Qui est in, qui est out?

Elles sont au cœur des tractations en cours au Bourget. Elles, ce sont les contributions nationales volontaires, sorte d’esquisses de politiques climatiques que les Etats devaient, en principe, publier au début du printemps.

Certes, le gros du bataillon est encaserné. Mais quelques retardataires, comme le Bouthan, profitent de la COP21 pour faire oublier 9 mois de retard. Selon le dernier pointage du secrétariat de la convention sur le changement climatique (CCNUCC), 186 pays ont déposé individuellement ou en groupe (les 28 de l’Union européenne) leur INDC. Ce panel est à l’origine de 90 % des émissions anthropiques de gaz à effet de serre.

Réjouissante, cette dynamique n’est pourtant pas à la hauteur de l’objectif officiellement visé par les parties. Nombre d’évaluations ont déjà été faites, qui situent le niveau de réchauffement, post-INDC, entre 2,7°C et 3°C en 2100, par rapport à l’ère pré-industrielle. On est loin du 2°C, voire du 1,5°C, qui pourrait être inscrit dans l’accord de Paris.

Avec une méthodologie un peu différente de celle de leurs collègues, les climatologues Helène Benveniste (IPSL, CNRS) et Olivier Boucher (LDM/CNRS) se sont livré à l’exercice, quelques semaines avant l’ouverture de la COP21. Leur bilan des INDC n’est pas des plus réjouissants non plus. «Au vu de ces contributions, nous estimons que les émissions anthropiques mondiales devraient osciller, en 2030, entre 52 et 64 milliards de tonnes par an de gaz à effet de serre», résume Hélène Benveniste. A comparer aux 49 milliards de tonnes, officiellement comptabilisées en 2010.

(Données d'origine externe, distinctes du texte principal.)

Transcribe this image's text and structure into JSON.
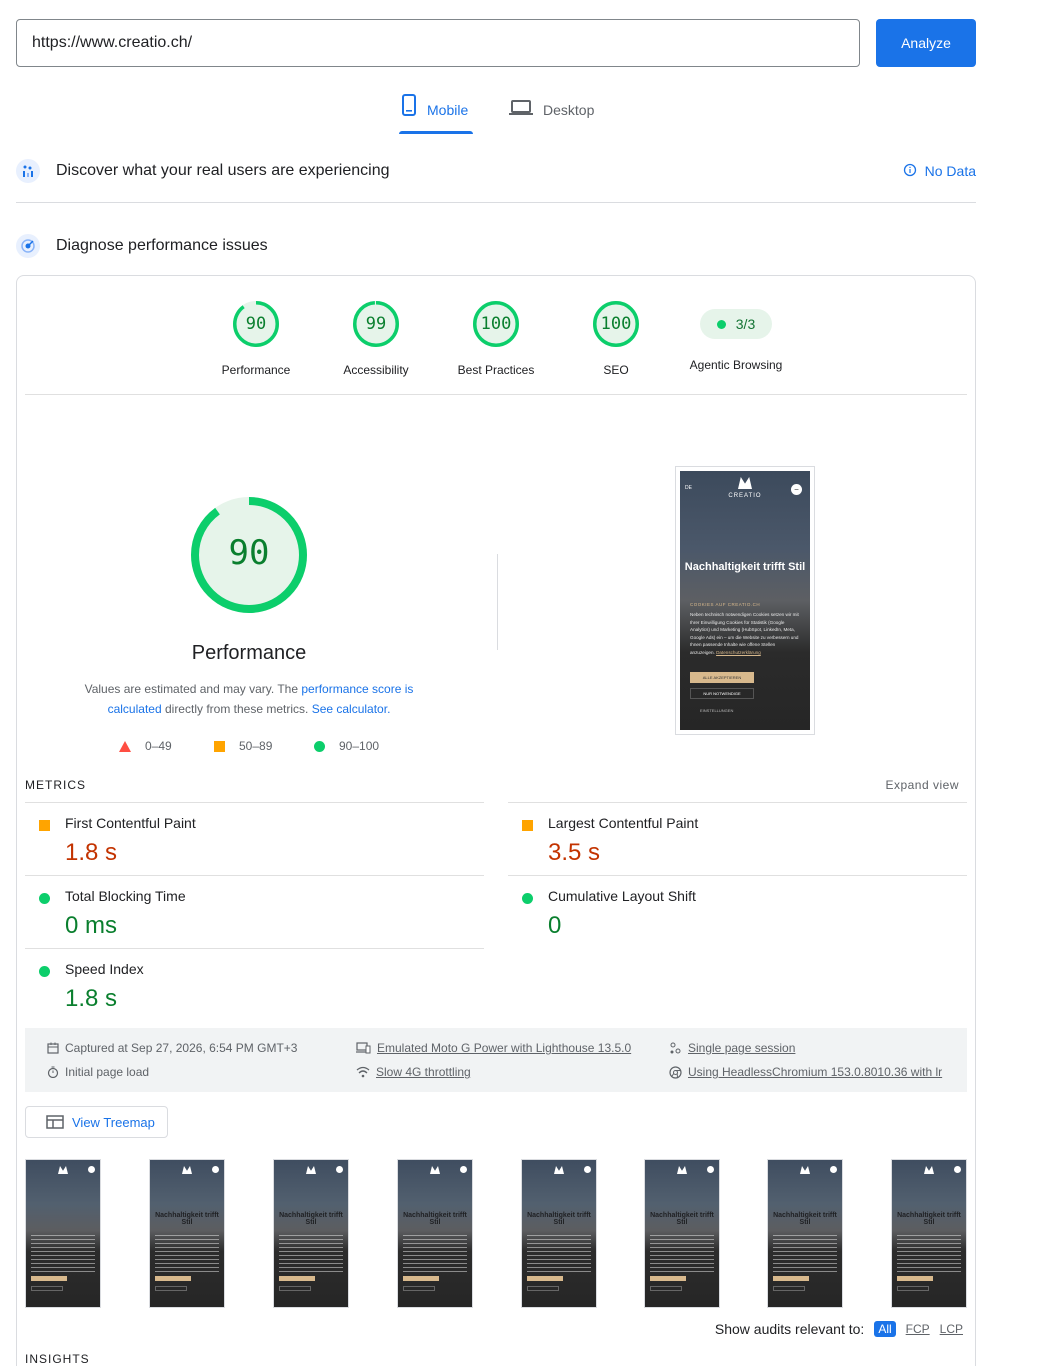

Pourquoi raisonner en tonnages quand la plupart des autres équipes délivrent des projections de températures ? «Tout simplement parce que l’évolution de la température sera grandement conditionnée par les actions qui seront entreprises après 2030», précise Olivier Boucher.

Insuffisantes, les contributions nationales sont-elles de sources d’inspiration pour les futures combattants du climat ? Tout dépend du pays.

la plus cocasse

L’Arménie n’a pas trop de soucis à se faire. Erevan estime, en effet, le budget carbone de l’Humanité à 189 tonne de gaz à effet de serre par tête de pipe. Ces 35 prochaines années, chaque Arménien disposera d’un stock annuel de 5,4 tonnes de gaz à effet de serre (GES), à comparer aux 2 tonnes qu’il émettra effectivement. Le solde pourra donc être cédé, sous forme de crédits internationaux, sur les marchés du carbone. Audacieux!

la plus tranquille

A l’origine de 0,0001 % des émissions anthropiques, l’île de Niue n’a pas trop de soucis à se faire. En effet, grâce à ses forêts et sa zone économique exclusive maritime (300.000 km2), cette petite île du Pacifique (260 km2) se considère comme un puits net de carbone. Ce qui ne la dispense pas du moindre effort : l’ancien protectorat britannique espère pouvoir produire 80 % de son électricité à partir d’énergies renouvelables dès 2030. Si l’aide internationale le veut bien.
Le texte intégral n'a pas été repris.